Nous suivons maintenant la rive d'Apache Lake. Comme dans d'autres lacs, les prélèvements d''eau en fin de saison ont fait baisser le niveau, ce que montre bien la bande blanche le long du rivage.

Le barrage Theodore Roosevelt
Le barrage Theodore Roosevelt

Nous sommes maintenant devant le barrage Theodore Roosevelt. En 1902, le 26ème Président a autorisé, sous le nom collectif de Newlands Reclamation Act, de multiples projets d'irrigation pour favoriser la mise en valeur de l'Ouest, dont cinq sur la Salt River. Ce barrage a été construit entre 1905 et 1911. En son temps, il a été le plus grand barrage en maçonnerie du monde.

Plus tard, de 1989 à 1996, il a été réhaussé de 23 m, atteignant une hauteur totale de 109 m, et recouvert de béton. Cette extension a permis de contrecarrer les effets de la sécheresse sévissant dans toute la région. Malgré tout, le lac n'a atteint son niveau maximal qu'en février 2009.

Curieusement, le barrage et le lac n'ont reçu le nom de Theodore Roosevelt qu'en 1959.

En plus de son rôle dans le système d'irrigation de la région, ce barrage est le seul des quatre de la Salt River à posséder une centrale électrique.

Apache Trail permet plusieurs points de vue sur le barrage Roosevelt. Nous verrons donc le barrage du bas, puis plus haut, où un parking est aménagé. A l'approche du barrage et de sa centrale, le bitume reprend.

Le lac Theodore Roosevelt
Le lac Theodore Roosevelt

Apache Trail prend fin à la jonction entre la route AZ-88 et la 188. Nous sommes de retour dans la civilisation, la route est normalement revêtue. La route AZ-188 continue de s'appeler Apache Trail jusqu'à sa jonction avec la route US-60 à Claypool, mais elle n'a plus rien de typique ou d'historique. C'est une route bien aménagée dans une jolie région de montagne, point.

Un peu plus loin, nous nous arrêtons à un point de vue qui domine le lac Theodore Roosevelt, pas très loin de la marina, puis à un visitor center, dans lequel un film raconte l'histoire du barrage, du lac et d'Apache Trail.

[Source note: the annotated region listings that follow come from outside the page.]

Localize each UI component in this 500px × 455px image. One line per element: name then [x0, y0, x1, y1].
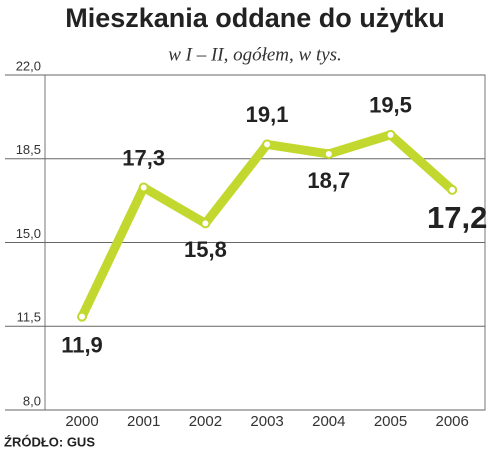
data-point — [77, 311, 87, 322]
data-point — [323, 148, 334, 159]
y-tick-label: 11,5 — [17, 310, 41, 325]
y-tick-label: 18,5 — [16, 142, 41, 157]
x-tick-label: 2006 — [436, 413, 469, 430]
data-point — [447, 184, 458, 195]
data-label: 17,2 — [427, 200, 487, 235]
chart-title: Mieszkania oddane do użytku — [65, 3, 445, 33]
y-tick-label: 22,0 — [16, 58, 41, 73]
data-label: 17,3 — [122, 145, 165, 170]
x-tick-label: 2000 — [65, 413, 98, 430]
data-point — [262, 139, 273, 150]
data-label: 11,9 — [61, 332, 103, 357]
data-label: 18,7 — [307, 168, 350, 193]
x-tick-label: 2004 — [312, 413, 345, 430]
y-tick-label: 8,0 — [23, 393, 41, 408]
x-tick-label: 2001 — [127, 413, 160, 430]
data-label: 15,8 — [184, 237, 227, 262]
data-point — [385, 129, 396, 140]
x-tick-label: 2003 — [250, 413, 283, 430]
data-label: 19,1 — [246, 102, 289, 127]
data-point — [138, 182, 149, 193]
chart-subtitle: w I – II, ogółem, w tys. — [168, 44, 342, 65]
source-note: ŹRÓDŁO: GUS — [4, 434, 95, 449]
x-tick-label: 2002 — [189, 413, 222, 430]
y-tick-label: 15,0 — [16, 226, 41, 241]
data-label: 19,5 — [369, 93, 412, 118]
x-tick-label: 2005 — [374, 413, 407, 430]
data-point — [200, 218, 211, 229]
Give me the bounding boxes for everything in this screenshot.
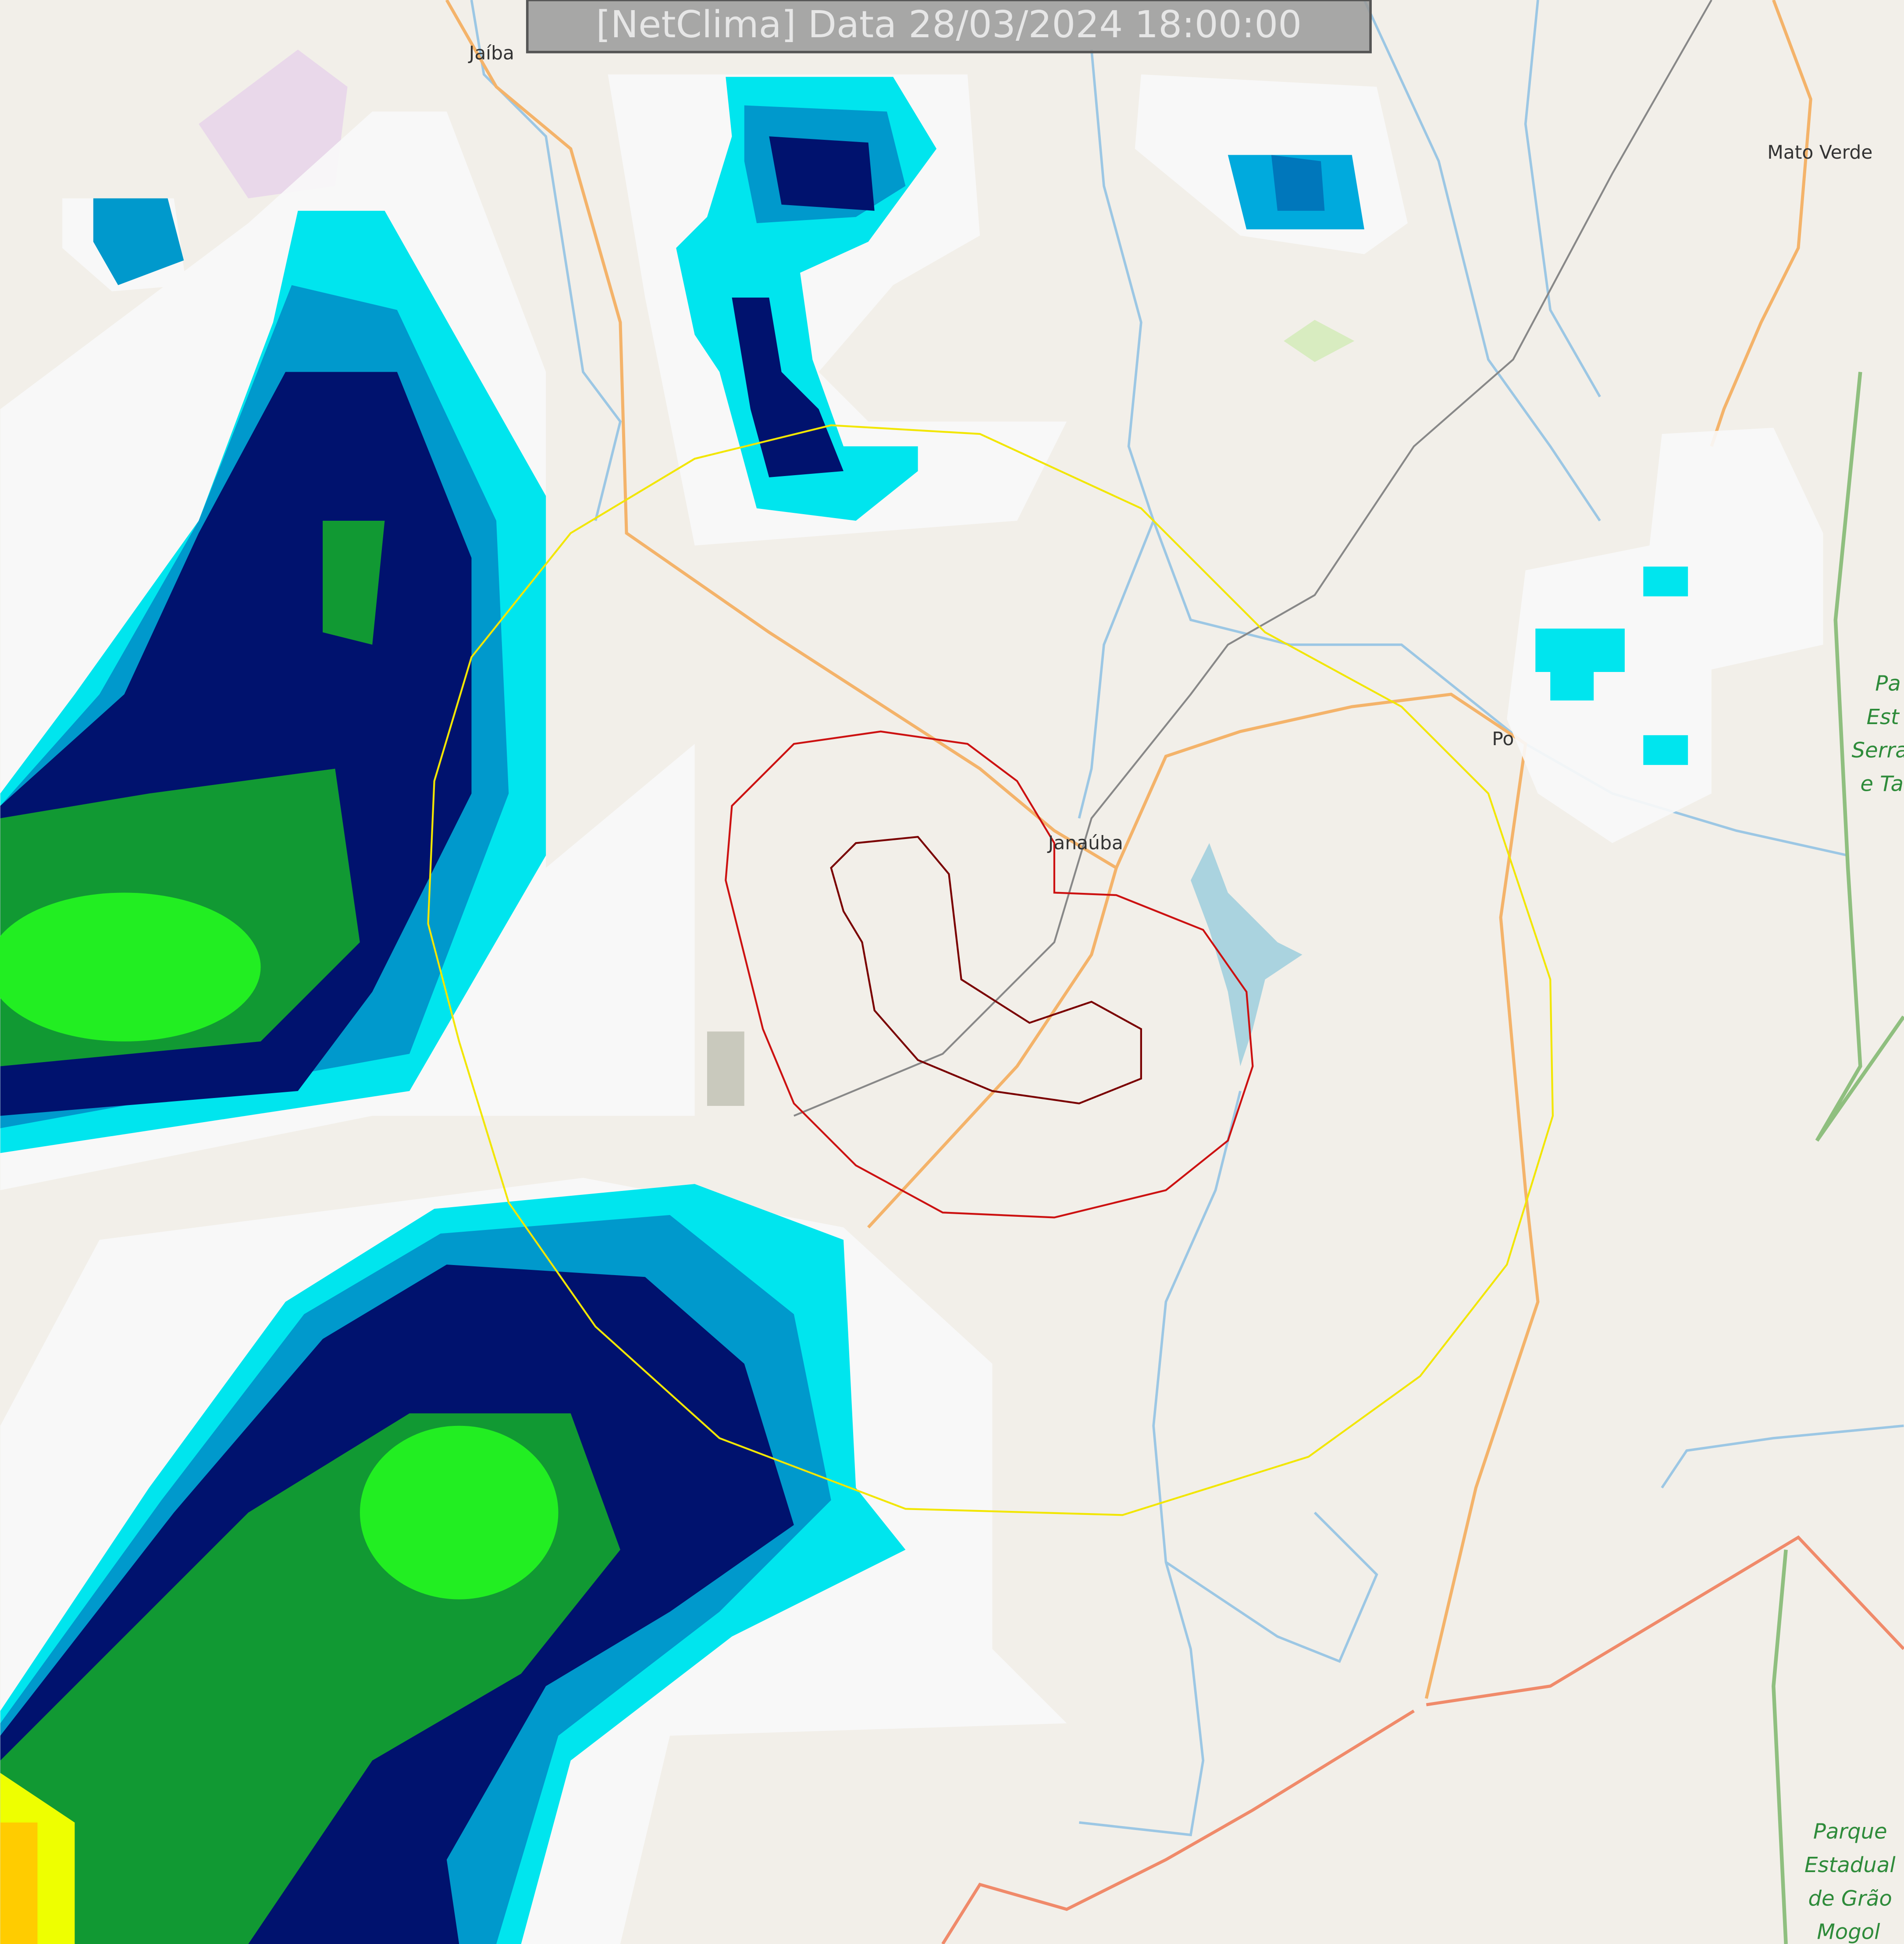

L'après-midi est déjà avancée, il ne nous reste plus qu'à parcourir les 230 km qui nous séparent de Tucson (on prononce "tou-sonne"), la grande ville du sud de l'Arizona, en plein coeur du désert de Sonora. Nous contournons les Superstition Mountains par l'est, puis par le sud, puis nous traversons le désert.

Comme beaucoup de villes de l'Ouest où le terrain ne coûte presque rien, Tucson est une grande ville plate, à l'exception de son centre, où on trouve quand même quelque gratte-ciel. Notre hôtel, un Best Western dans le style local qui rappelle les construction mexicaines, est presque en centre ville, ce qui est pratique par rapport à notre programme de demain. Par contre, situé près d'une voie de chemin de fer et d'une caserne de pompiers, il est plutôt bruyant.

Nous profitons un moment de la piscine et du jacuzzi, qui achève de soigner la sciatique de Marie, puis nous allons dîner dans le restaurant de l'hôtel, qui propose un menu assez varié, avec notamment des plats tex-mex, que j'adore.

Que retenir de cette journée ? Apache Trail est une route riche en points d'intérêts de toutes sortes, sites naturels, flore, histoire, industrie, loisirs. Chacun y trouvera de quoi s'occuper. Nous avons pris notre temps, choisi ce que nous voulions voir, et bien profité du beau temps. A vrai dire, ce fut une belle journée.